The hyperphysics link Cedric provided looks similar to a diagram that I saw in my physics textbook. This diagram illustrates precession nicely, but doesn't explain why the top doesn't fall. Since the angular acceleration is always tangential, I would expect that the top should spiral outwards until it falls to the ground. However, the diagram seems to indicate that the top should be precessing in a circle, not a spiral. Another reason I am not satisfied with this explanation is that the calculation is apparently limited to situations where: "the spin angular velocity $\omega$ is much greater than the precession angular velocity $\omega_P$". The calculation gives no explanation of why this is not the case.
Best Answer
This is a rather old topic, but I felt I might have what you're looking for.
In response to some of the answers, you write:
Absolutely, that is what you should expect to happen. And it does ... momentarily. The final solution is a little more involved than just being uniform rotation around the vertical axis.
In order to understand this, imagine that you take a spinning top which you have just set down at time $t = t_0 $ on the ground.
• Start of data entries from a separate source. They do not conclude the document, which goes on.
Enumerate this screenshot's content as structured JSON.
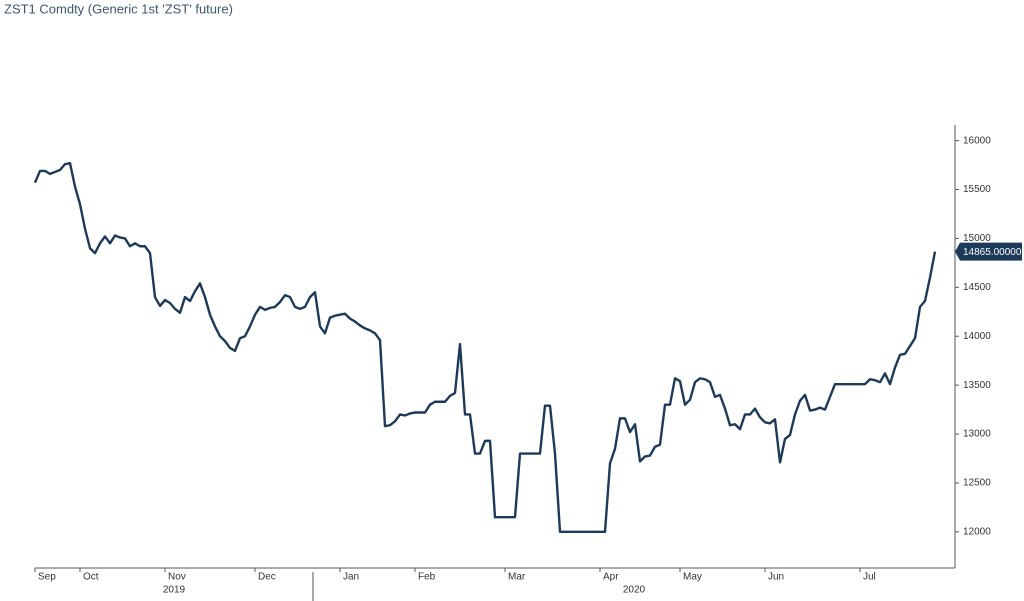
{
  "chart_data": {
    "type": "line",
    "title": "ZST1 Comdty (Generic 1st 'ZST' future)",
    "color": "#1e3a5a",
    "years": [
      "2019",
      "2020"
    ],
    "categories": [
      "Sep",
      null,
      null,
      null,
      null,
      null,
      null,
      null,
      null,
      "Oct",
      null,
      null,
      null,
      null,
      null,
      null,
      null,
      null,
      null,
      null,
      null,
      null,
      null,
      null,
      null,
      null,
      "Nov",
      null,
      null,
      null,
      null,
      null,
      null,
      null,
      null,
      null,
      null,
      null,
      null,
      null,
      null,
      null,
      null,
      null,
      "Dec",
      null,
      null,
      null,
      null,
      null,
      null,
      null,
      null,
      null,
      null,
      null,
      null,
      null,
      null,
      null,
      null,
      "Jan",
      null,
      null,
      null,
      null,
      null,
      null,
      null,
      null,
      null,
      null,
      null,
      null,
      null,
      null,
      "Feb",
      null,
      null,
      null,
      null,
      null,
      null,
      null,
      null,
      null,
      null,
      null,
      null,
      null,
      null,
      null,
      null,
      null,
      "Mar",
      null,
      null,
      null,
      null,
      null,
      null,
      null,
      null,
      null,
      null,
      null,
      null,
      null,
      null,
      null,
      null,
      null,
      null,
      "Apr",
      null,
      null,
      null,
      null,
      null,
      null,
      null,
      null,
      null,
      null,
      null,
      null,
      null,
      null,
      null,
      "May",
      null,
      null,
      null,
      null,
      null,
      null,
      null,
      null,
      null,
      null,
      null,
      null,
      null,
      null,
      null,
      null,
      "Jun",
      null,
      null,
      null,
      null,
      null,
      null,
      null,
      null,
      null,
      null,
      null,
      null,
      null,
      null,
      null,
      null,
      null,
      null,
      "Jul",
      null,
      null,
      null,
      null,
      null,
      null,
      null,
      null,
      null,
      null,
      null,
      null,
      null,
      null,
      null
    ],
    "values": [
      15570,
      15690,
      15690,
      15660,
      15680,
      15700,
      15760,
      15770,
      15530,
      15350,
      15100,
      14900,
      14850,
      14950,
      15020,
      14950,
      15030,
      15010,
      15000,
      14920,
      14950,
      14920,
      14920,
      14850,
      14400,
      14310,
      14370,
      14340,
      14280,
      14240,
      14400,
      14360,
      14460,
      14540,
      14400,
      14220,
      14100,
      14000,
      13950,
      13880,
      13850,
      13980,
      14000,
      14100,
      14220,
      14300,
      14270,
      14290,
      14300,
      14350,
      14420,
      14400,
      14300,
      14280,
      14300,
      14400,
      14450,
      14100,
      14030,
      14190,
      14210,
      14220,
      14230,
      14180,
      14150,
      14110,
      14080,
      14060,
      14030,
      13960,
      13080,
      13090,
      13130,
      13200,
      13190,
      13210,
      13220,
      13220,
      13220,
      13300,
      13330,
      13330,
      13330,
      13390,
      13420,
      13920,
      13200,
      13200,
      12800,
      12800,
      12930,
      12930,
      12150,
      12150,
      12150,
      12150,
      12150,
      12800,
      12800,
      12800,
      12800,
      12800,
      13290,
      13290,
      12800,
      12000,
      12000,
      12000,
      12000,
      12000,
      12000,
      12000,
      12000,
      12000,
      12000,
      12700,
      12850,
      13160,
      13160,
      13020,
      13100,
      12720,
      12770,
      12780,
      12870,
      12890,
      13300,
      13300,
      13570,
      13540,
      13300,
      13350,
      13530,
      13570,
      13560,
      13530,
      13380,
      13400,
      13260,
      13090,
      13100,
      13050,
      13200,
      13200,
      13260,
      13170,
      13120,
      13110,
      13150,
      12710,
      12950,
      12990,
      13200,
      13340,
      13400,
      13240,
      13250,
      13270,
      13250,
      13380,
      13510,
      13510,
      13510,
      13510,
      13510,
      13510,
      13510,
      13560,
      13550,
      13530,
      13620,
      13510,
      13680,
      13810,
      13820,
      13900,
      13980,
      14300,
      14360,
      14600,
      14865
    ],
    "value_labels": [
      null,
      null,
      null,
      null,
      null,
      null,
      null,
      null,
      null,
      null,
      null,
      null,
      null,
      null,
      null,
      null,
      null,
      null,
      null,
      null,
      null,
      null,
      null,
      null,
      null,
      null,
      null,
      null,
      null,
      null,
      null,
      null,
      null,
      null,
      null,
      null,
      null,
      null,
      null,
      null,
      null,
      null,
      null,
      null,
      null,
      null,
      null,
      null,
      null,
      null,
      null,
      null,
      null,
      null,
      null,
      null,
      null,
      null,
      null,
      null,
      null,
      null,
      null,
      null,
      null,
      null,
      null,
      null,
      null,
      null,
      null,
      null,
      null,
      null,
      null,
      null,
      null,
      null,
      null,
      null,
      null,
      null,
      null,
      null,
      null,
      null,
      null,
      null,
      null,
      null,
      null,
      null,
      null,
      null,
      null,
      null,
      null,
      null,
      null,
      null,
      null,
      null,
      null,
      null,
      null,
      null,
      null,
      null,
      null,
      null,
      null,
      null,
      null,
      null,
      null,
      null,
      null,
      null,
      null,
      null,
      null,
      null,
      null,
      null,
      null,
      null,
      null,
      null,
      null,
      null,
      null,
      null,
      null,
      null,
      null,
      null,
      null,
      null,
      null,
      null,
      null,
      null,
      null,
      null,
      null,
      null,
      null,
      null,
      null,
      null,
      null,
      null,
      null,
      null,
      null,
      null,
      null,
      null,
      null,
      null,
      null,
      null,
      null,
      null,
      null,
      null,
      null,
      null,
      null,
      null,
      null,
      null,
      null,
      null,
      null,
      null,
      null,
      null,
      null,
      null,
      "14865.00000"
    ],
    "ylim": [
      11630,
      16160
    ],
    "yticks": [
      12000,
      12500,
      13000,
      13500,
      14000,
      14500,
      15000,
      15500,
      16000
    ],
    "grid": false
  }
}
Now, what happens in the next instant is exactly what you intuitively expect - the top begins to fall under gravity's influence and $ \phi $ (see figure for notation) starts to increase going from $ \phi \rightarrow \phi + \delta \phi $ at time $t_1$. Consequently the angular momentum $ \mathbf{L} $ of the top changes.
This is similar to what happens in the 2nd figure on the hyperphysics page, where $\delta \mathbf{L}$ is in the direction of $ \delta \theta $, only now $ \delta \mathbf{L} $ in the direction $ \delta \phi $ and lies in the plane containing the longitudinal axis $L_A$ of the top and the central vertical axis $V_A$.
Increasing $\phi$ lowers the center of mass of the top and thus its potential energy by an amount $ -\delta U $. Assuming energy conservation, this translates to an increase in the kinetic energy $\delta K$ of the top. Since the top is constrained to have zero linear momentum, this $ \delta K$ contributes entirely to the top's rotational energy.
Keep in mind, however, that the top is now rotating around two different axes. One component is the original spinning motion around its own longitudinal axes and the other is the rotation induced by gravity around the direction $N_A$ normal to the plane containing $L_A$ and $V_A$. Therefore, the $\delta K$ must be appropriately portioned between these two motions. Let's see how this happens.
The moment of inertia of the top ($I_A$) around the axis $L_A$ is clearly less than that ($I_V$) around the axis $N_A$. This is true for all but the most oddly shaped tops. Convince yourself that this is the case. In circuits more current flows through paths with lower resistance. Likewise in mechanics more energy is transferred to the component with lesser inertia. Thus the greater portion of $\delta K$ will go to increasing the angular momentum of the top around its longitudinal axis $L_A$ by some amount $\delta L'$
Now, conservation of angular momentum requires that there be a torque corresponding to this increase. The effect of this induced torque is to cause the falling top to start swinging back upwards. In this way, instead of a spiral, the tip of the top traces out something like a cycloid as it precesses around the central axis.
The circular trajectory is an idealization only achieved in the limit that $\omega_s / \omega_p \rightarrow \infty$, where $\omega_s$ is the spin angular velocity and $\omega_p$ is the precession angular velocity. Any top with realistic values of $\omega_s$ and $\omega_p$ will have finite "wobble".
I would not have known of this rather elaborate dynamics if not for one of Feynman's lecture volumes (Part I, I think) where this question is considered in great detail!
The above write-up is a little on the hand-wavy side and there probably are errors in my reasoning. For the full kahuna look up the Feynman lectures !